On the 9th Cardinal Cullen blazed forth in a pastoral that was read in all the churches. He described the bill as richly endowing non-catholic and godless colleges, and without giving one farthing to catholics, inviting them to compete in their poverty, produced by penal laws and confiscations, with those left in possession of enormous wealth. The new university scheme only increased the number of Queen's Colleges, so often and so solemnly condemned by the catholic church and by all Ireland, and gave a new impulse to that sort of teaching that separates education from religion and its holy influences, and banishes God, the author of all good, from our schools. The prelate's pastoral had a decisive effect in regions far removed from the ambit of his crosier. [pg 444] The tory leader could not resist a temptation thus offered by the attitude of the Irish cardinal, and the measure that had been much reviled as a dark concordat between Mr. Gladstone and the pope, was now rejected by a concordat between the pope's men and Mr. Disraeli.
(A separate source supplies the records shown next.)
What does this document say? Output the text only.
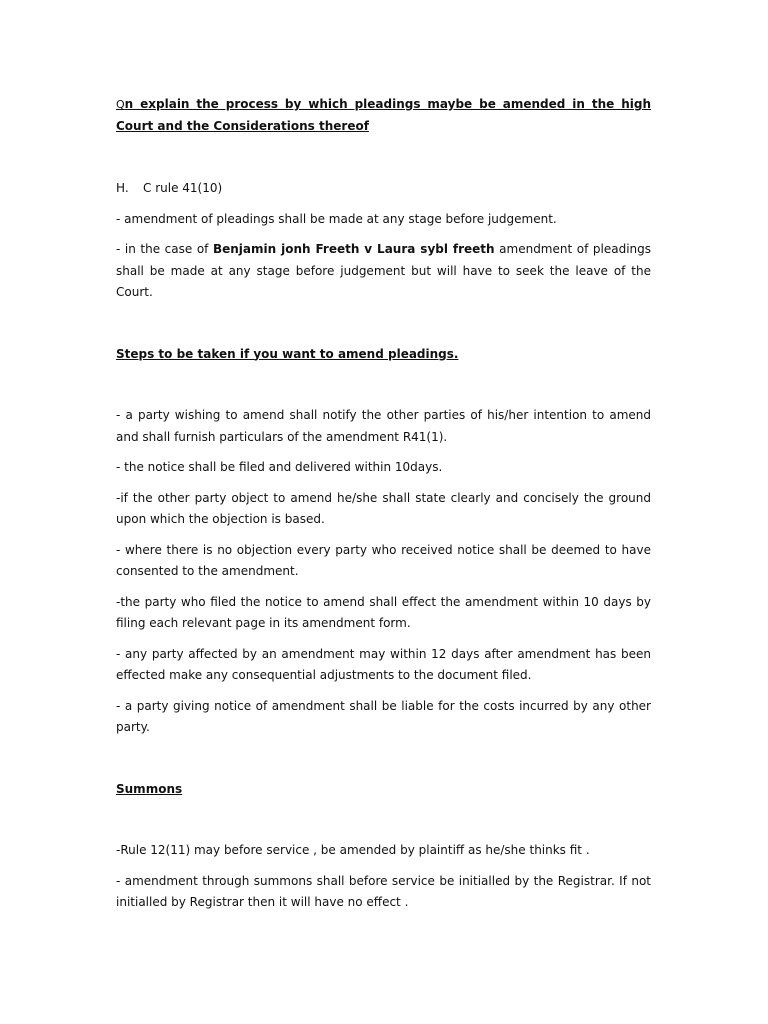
Qn explain the process by which pleadings maybe be amended in the high Court and the Considerations thereof

H. C rule 41(10)

- amendment of pleadings shall be made at any stage before judgement.

- in the case of Benjamin jonh Freeth v Laura sybl freeth amendment of pleadings shall be made at any stage before judgement but will have to seek the leave of the Court.

Steps to be taken if you want to amend pleadings.

- a party wishing to amend shall notify the other parties of his/her intention to amend and shall furnish particulars of the amendment R41(1).

- the notice shall be filed and delivered within 10days.

-if the other party object to amend he/she shall state clearly and concisely the ground upon which the objection is based.

- where there is no objection every party who received notice shall be deemed to have consented to the amendment.

-the party who filed the notice to amend shall effect the amendment within 10 days by filing each relevant page in its amendment form.

- any party affected by an amendment may within 12 days after amendment has been effected make any consequential adjustments to the document filed.

- a party giving notice of amendment shall be liable for the costs incurred by any other party.

Summons

-Rule 12(11) may before service , be amended by plaintiff as he/she thinks fit .

- amendment through summons shall before service be initialled by the Registrar. If not initialled by Registrar then it will have no effect .
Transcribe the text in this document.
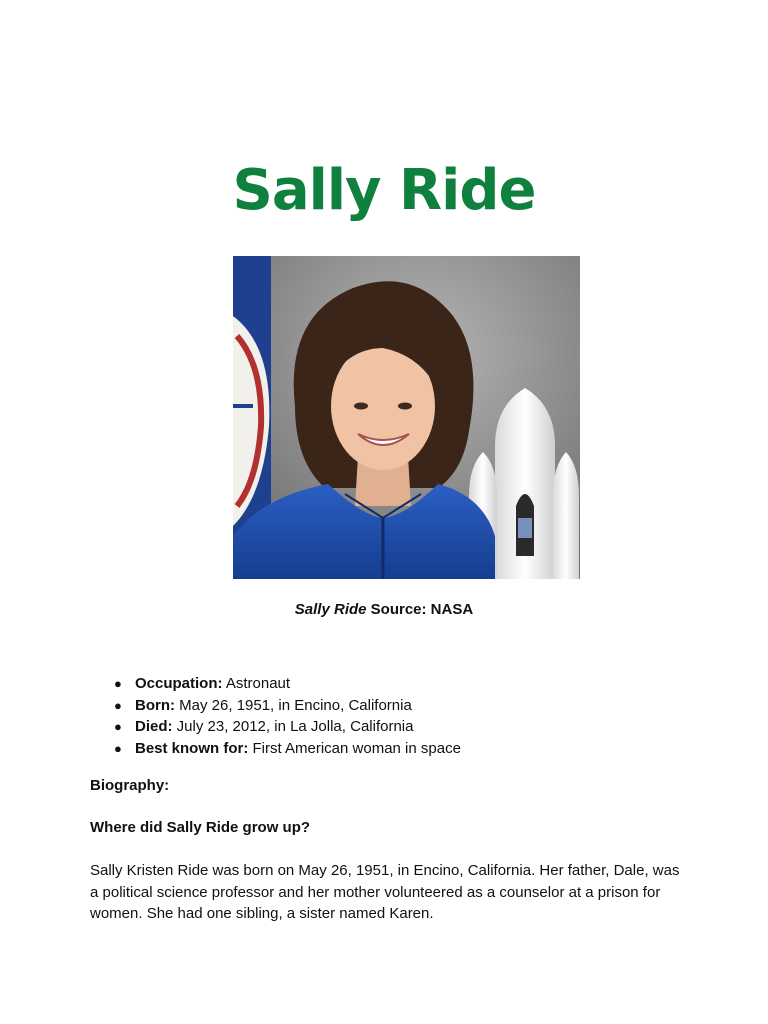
Sally Ride
Sally Ride Source: NASA
● Occupation: Astronaut
● Born: May 26, 1951, in Encino, California
● Died: July 23, 2012, in La Jolla, California
● Best known for: First American woman in space
Biography:
Where did Sally Ride grow up?

Sally Kristen Ride was born on May 26, 1951, in Encino, California. Her father, Dale, was a political science professor and her mother volunteered as a counselor at a prison for women. She had one sibling, a sister named Karen.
The discussion was on a high level in Mr. Gladstone's judgment. Lyon Playfair criticised details with some severity and much ability, but intended to vote for the bill. Miall, the nonconformist leader, supported the second reading, but required alterations that were admissible enough. On March 10 Mr. Harcourt, who was not yet an old member, “opened the discussion by a speech in advance of any he has yet delivered as to effect upon the House. Severe in criticism on detail, he was favourable to the substance of the bill.” One significant incident of the debate was a declaration by Bentinck, a conservative ultra, that he would vote against the bill in reliance on the declaration of Mr. Hardy, which he understood to be a pledge for himself and others near him, not to take office during the existence of the present parliament. “Mr. Hardy remained silent during this appeal, which was several times repeated.” Then the end came (March 11-12):—
Mr. Disraeli rose at half-past ten, and spoke amidst rapt attention till midnight. Mr. Gladstone followed in a speech of two hours, and at two o'clock the division was called. During the whole evening the greatest uncertainty had prevailed; for himself Mr. Gladstone leaned to expecting an unfavourable result. The numbers were, Ayes (for the government), 284; Noes, 287; majority against the government, 3. It is said that 45 adherents of the government, or thereabouts, voted against them. It was the Irish vote that grew continually worse.[285]
Ministers Defeated
Of the speech in which the debate was wound up Forster says in his diary: “Gladstone, with the House dead against [pg 445] him and his bill, made a wonderful speech—easy, almost playful, with passages of great power and eloquence, but with a graceful play, which enabled him to plant deep his daggers of satire in Horsman and Co.”[286] Speaker Brand calls it “a magnificent speech, generous, high-minded, and without a taint of bitterness, although he was sorely tried, especially by false friends.” He vindicated the obnoxious clauses, but did not wish to adhere to them if opinion from all quarters were adverse, and he admitted that it was the opposition of members from Ireland that principally acted on his hearers. His speech contained a remarkable passage, pronouncing definitely against denominational endowment of university education.